In particular in such cases, "most" conics in the family do not contain a rational point. Moreover, one knows that an element $A \in Br(\mathbb{Q}(T_1,..,T_n))$ admits a non-zero residue if and only if $A \not \in Br(\mathbb{P}^n_{\mathbb{Q}}) = Br(\mathbb{Q})$. In particular, we see that $C(\mathbb{P}^n,\pi,H) >0$ if and only if $Q_\pi=0$, which by the above remark happens if and only if $\pi$ obtains a rational section (which in particular implies that we must have $C(\mathbb{P}^n,\pi,H)=1$). I believe this answers your question in this case. Your specific conic bundle
$$qx^2 -y^2 = z^2, (**)$$
corresponds to the class of the quaternion algebra $(t,-1)$ over $Br(\mathbb{Q}(t))$. In this case, Serre's more general result in fact shows that
$$\#\{q \in \mathbb{Q}: H(q) \leq T, (**) \text{ has a solution}\} 
\ll \frac{T^2}{\log T}.$$
Here is how one may obtain conic bundles which do not admit rational sections, but for which $C(B,\pi,H) =1$. Suppose that $B$ admits a Brauer group element $A \in Br(B)$ which is the class of a non-trivial quaternion algebra, for which $A \otimes_{\mathbb{Q}_v} \mathbb{Q}_v = 0$ for every place $v$ of $\mathbb{Q}$ (such elements may e.g. be given by elements of the Tate-Shaferavich groups of algebraic tori, see Sansuc's classical paper [2]). As by assumption $A \otimes_{\mathbb{Q}_v} \mathbb{Q}_v = 0$ for all $v$, we see that every conic in the family is everywhere locally soluble. The Hasse-Minkowski theorem therefore implies that every conic in the family contains a rational point, hence $C(B,\pi,H) =1$. However, since $A$ was non-trivial we see that $\pi$ does not admit a rational section.
Your question in the general case is highly non-trivial. Assuming that the results proved by Serre hold in any kind of generality, one would expect that  $C(B,\pi,H)=0$ if $Q_\pi \not \in Br(B)$. To obtain positive values of $C(B,\pi,H)$ which are not $1$, one would need a quaternion algebra $A$ over $\mathbb{Q}(B)$ for which there exists some place $v$ of $\mathbb{Q}$ and some $b_1,b_2 \in B(\mathbb{Q})$ such that $A_v(b_1) \neq 0 \in Br(\mathbb{Q}_v)$ but $A_v(b_2) = 0 \in Br(\mathbb{Q}_v)$. This would force some conics in the family to fail to have $\mathbb{Q}_v$-points (hence not have $\mathbb{Q}$-points), but at least make sure that there are also some conics in the family which still have $\mathbb{Q}_v$-points (hence could still have $\mathbb{Q}$-points). Such elements are exactly the ones which give rise to a failure of weak approximation for $B$ via the Brauer-Manin obstruction. So the values of $C(B,\pi,H)$ which may be obtained should intimately depend on the extent to which $B$ fails weak approximation, at least if the Brauer-Manin obstruction is the only one to weak approximation (for more details on the Brauer-Manin obstruction, see [2]).

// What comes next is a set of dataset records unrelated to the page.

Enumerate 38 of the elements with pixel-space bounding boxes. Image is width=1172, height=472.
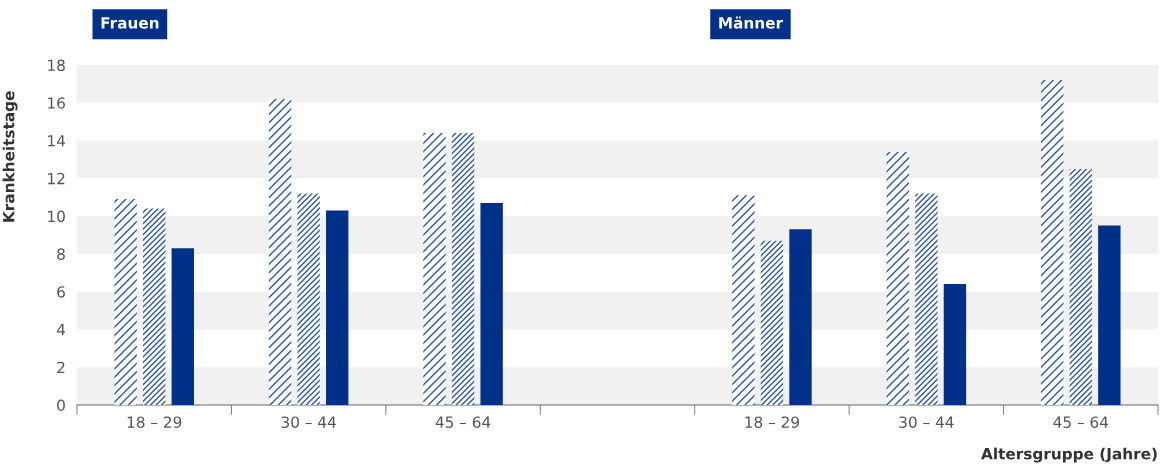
x-axis-title: Altersgruppe (Jahre) <box>981 447 1157 463</box>
y-tick-label: 12 <box>48 172 65 185</box>
y-tick-label: 6 <box>57 286 65 298</box>
bar <box>789 229 812 405</box>
y-tick-label: 16 <box>48 97 65 109</box>
text: Männer <box>719 16 783 29</box>
bar <box>326 210 349 405</box>
bar <box>1069 168 1092 405</box>
y-tick-label: 2 <box>57 361 65 374</box>
bar <box>143 208 166 405</box>
bar <box>451 133 475 405</box>
y-axis-title: Krankheitstage <box>2 91 18 222</box>
y-tick-label: 14 <box>48 135 66 147</box>
x-tick-label: 45 – 64 <box>1053 416 1109 428</box>
bar <box>943 284 967 405</box>
y-tick-label: 8 <box>57 248 65 260</box>
x-tick-label: 18 – 29 <box>745 416 799 428</box>
y-tick-label: 18 <box>48 59 65 72</box>
bar <box>760 240 784 405</box>
x-tick-label: 18 – 29 <box>127 416 182 428</box>
bar <box>268 99 292 405</box>
bar <box>423 133 446 405</box>
bar <box>732 195 755 405</box>
bar <box>480 202 503 405</box>
y-tick-label: 0 <box>57 399 65 412</box>
y-tick-label: 10 <box>48 210 65 223</box>
bar <box>114 199 137 405</box>
bar <box>171 248 194 405</box>
x-tick-label: 30 – 44 <box>899 416 954 428</box>
text: Frauen <box>101 17 159 29</box>
x-tick-label: 45 – 64 <box>435 416 491 428</box>
y-tick-label: 4 <box>56 324 66 336</box>
bar <box>915 193 938 405</box>
bar <box>886 151 909 405</box>
bar <box>1098 225 1121 405</box>
bar <box>297 193 320 405</box>
x-tick-label: 30 – 44 <box>281 416 336 428</box>
bar <box>1041 80 1064 405</box>
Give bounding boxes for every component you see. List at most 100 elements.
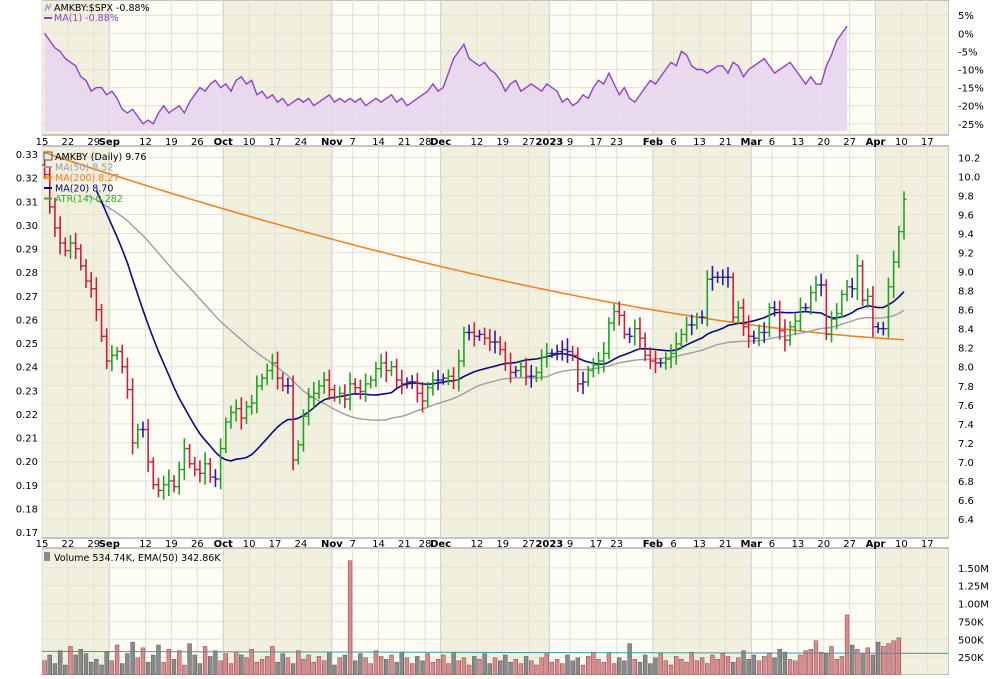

Problems of this type naturally admit numerous generalistions e.g. to Brauer-Severi varieties and to number fields, where many of the above remarks still hold true.
[1] Serre - Spécialisation des éléments de $Br_2(\mathbb{Q}(T_1,..,T_n))$.
[2] Sansuc - Groupe de Brauer et arithmétique des groupes algébriques linéaires sur un corps de nombres.